The page is laid out in twenty lines of text in a fine early gothic hand, written in dark brown ink with versal initials alternately in red or blue with contrasting penwork, and one illuminated initial in gold and blue. Rubrics are in red. Decoration includes seven distinct line-fillers: one a bird, another a fantastical beast, the others geometric. These whimsical details, set against the solemn text of the Office of the Dead, highlight the wit and imagination of early Parisian illuminators and scribes.
On the verso, below the main text, later inscriptions add further interest. A line of neumatic music notation is visible, with the words partly legible as “… sum ego ipse et non alius, et oculi mei conspectu …” The first word is rubbed and uncertain.
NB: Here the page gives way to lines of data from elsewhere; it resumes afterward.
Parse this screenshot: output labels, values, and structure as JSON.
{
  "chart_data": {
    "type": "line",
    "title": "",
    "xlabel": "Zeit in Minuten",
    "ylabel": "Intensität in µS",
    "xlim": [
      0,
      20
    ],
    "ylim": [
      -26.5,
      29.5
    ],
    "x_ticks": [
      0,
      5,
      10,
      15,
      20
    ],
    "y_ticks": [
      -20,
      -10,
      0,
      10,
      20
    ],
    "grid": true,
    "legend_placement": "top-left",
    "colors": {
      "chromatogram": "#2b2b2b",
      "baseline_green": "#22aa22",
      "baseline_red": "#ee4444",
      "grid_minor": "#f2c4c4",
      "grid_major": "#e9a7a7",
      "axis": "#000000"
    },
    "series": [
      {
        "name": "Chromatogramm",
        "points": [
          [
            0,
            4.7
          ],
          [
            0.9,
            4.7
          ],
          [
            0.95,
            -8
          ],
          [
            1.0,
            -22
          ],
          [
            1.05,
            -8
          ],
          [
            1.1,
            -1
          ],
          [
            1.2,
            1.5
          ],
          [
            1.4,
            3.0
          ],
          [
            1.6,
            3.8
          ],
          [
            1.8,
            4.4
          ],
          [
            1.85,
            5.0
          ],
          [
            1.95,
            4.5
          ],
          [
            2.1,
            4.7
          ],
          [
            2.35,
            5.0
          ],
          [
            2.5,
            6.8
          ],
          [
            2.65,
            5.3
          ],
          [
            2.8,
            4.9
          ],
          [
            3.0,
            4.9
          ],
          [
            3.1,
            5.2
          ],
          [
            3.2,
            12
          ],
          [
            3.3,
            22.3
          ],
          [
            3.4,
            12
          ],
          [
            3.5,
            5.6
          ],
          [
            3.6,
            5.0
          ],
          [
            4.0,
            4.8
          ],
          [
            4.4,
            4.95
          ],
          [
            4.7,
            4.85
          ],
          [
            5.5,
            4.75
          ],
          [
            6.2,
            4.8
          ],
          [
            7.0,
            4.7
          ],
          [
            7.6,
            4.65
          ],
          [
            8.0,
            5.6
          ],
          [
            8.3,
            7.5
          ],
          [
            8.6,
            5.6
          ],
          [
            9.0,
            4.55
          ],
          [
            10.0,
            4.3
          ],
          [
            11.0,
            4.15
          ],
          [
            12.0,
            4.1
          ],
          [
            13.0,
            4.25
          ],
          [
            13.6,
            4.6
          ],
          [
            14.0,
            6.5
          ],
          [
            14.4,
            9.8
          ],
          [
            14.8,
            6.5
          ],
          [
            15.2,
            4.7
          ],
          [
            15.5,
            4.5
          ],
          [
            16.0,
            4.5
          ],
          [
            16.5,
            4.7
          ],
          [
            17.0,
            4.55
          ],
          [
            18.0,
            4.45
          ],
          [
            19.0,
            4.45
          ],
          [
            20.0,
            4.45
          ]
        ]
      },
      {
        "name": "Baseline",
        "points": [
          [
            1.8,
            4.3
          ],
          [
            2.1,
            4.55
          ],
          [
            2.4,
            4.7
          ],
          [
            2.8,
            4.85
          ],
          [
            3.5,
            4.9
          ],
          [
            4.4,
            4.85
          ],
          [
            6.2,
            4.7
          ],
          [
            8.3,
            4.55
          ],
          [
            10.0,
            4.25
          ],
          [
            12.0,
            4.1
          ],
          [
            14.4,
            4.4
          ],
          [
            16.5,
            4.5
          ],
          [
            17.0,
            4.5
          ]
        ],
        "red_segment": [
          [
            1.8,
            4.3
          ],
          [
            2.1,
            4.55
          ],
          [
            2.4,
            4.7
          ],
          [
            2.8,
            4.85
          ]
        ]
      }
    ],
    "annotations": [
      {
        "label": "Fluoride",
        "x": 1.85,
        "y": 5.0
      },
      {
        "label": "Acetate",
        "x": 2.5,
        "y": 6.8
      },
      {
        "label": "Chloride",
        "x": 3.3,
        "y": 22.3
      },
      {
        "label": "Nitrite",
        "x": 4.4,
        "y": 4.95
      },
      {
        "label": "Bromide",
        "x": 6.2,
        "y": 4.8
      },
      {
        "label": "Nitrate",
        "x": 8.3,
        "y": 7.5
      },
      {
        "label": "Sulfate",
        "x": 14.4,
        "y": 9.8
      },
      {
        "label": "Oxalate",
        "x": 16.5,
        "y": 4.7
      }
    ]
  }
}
Whether this is a fragment of a hymn or a later devotional addition remains open, but its presence speaks to the manuscript’s long devotional afterlife particularly in the 17th century, when the parent volume was owned by the priest Jacobus Castellus of Gruyère, Switzerland. Above the initial P is another inscription, likely in Castellus’s hand, now largely illegible but offering yet another trace of the manuscript’s centuries of use.
PROVENANCE
1. From a fragmentary parent manuscript of 72 leaves, sold at Sotheby’s, 5 December 1989, lot 104.
2. Recorded ownership by Jacobus Castellus, priest in Gruyère, Switzerland, gifted by his father Franciscus Castellus, 1 August 1619.
3. Later in the library of Matias Errázuriz (1897–1941), the noted Argentine bibliophile and collector.
4. Dr. Edwin E. Gordon (1927–2015), Madison, WI, eminent music educator and collector of medieval manuscripts.
LITERATURE
Roger S. Wieck, Time Sanctified: The Book of Hours in Medieval Art and Life. New York: George Braziller, 1988.
Michael Camille, Image on the Edge: The Margins of Medieval Art. Cambridge, Mass.: Harvard University Press, 1992.
Eric Palazzo, A History of Liturgical Books from the Beginning to the Thirteenth Century. Collegeville, MN: Liturgical Press, 1998.
Roger S. Wieck, “The Death Desired: Books of Hours and the Office of the Dead” in Death and Dying in the Middle Ages, ed. Edelgard E. DuBruck & Barbara I. Gusick. New York: Peter Lang, 1999.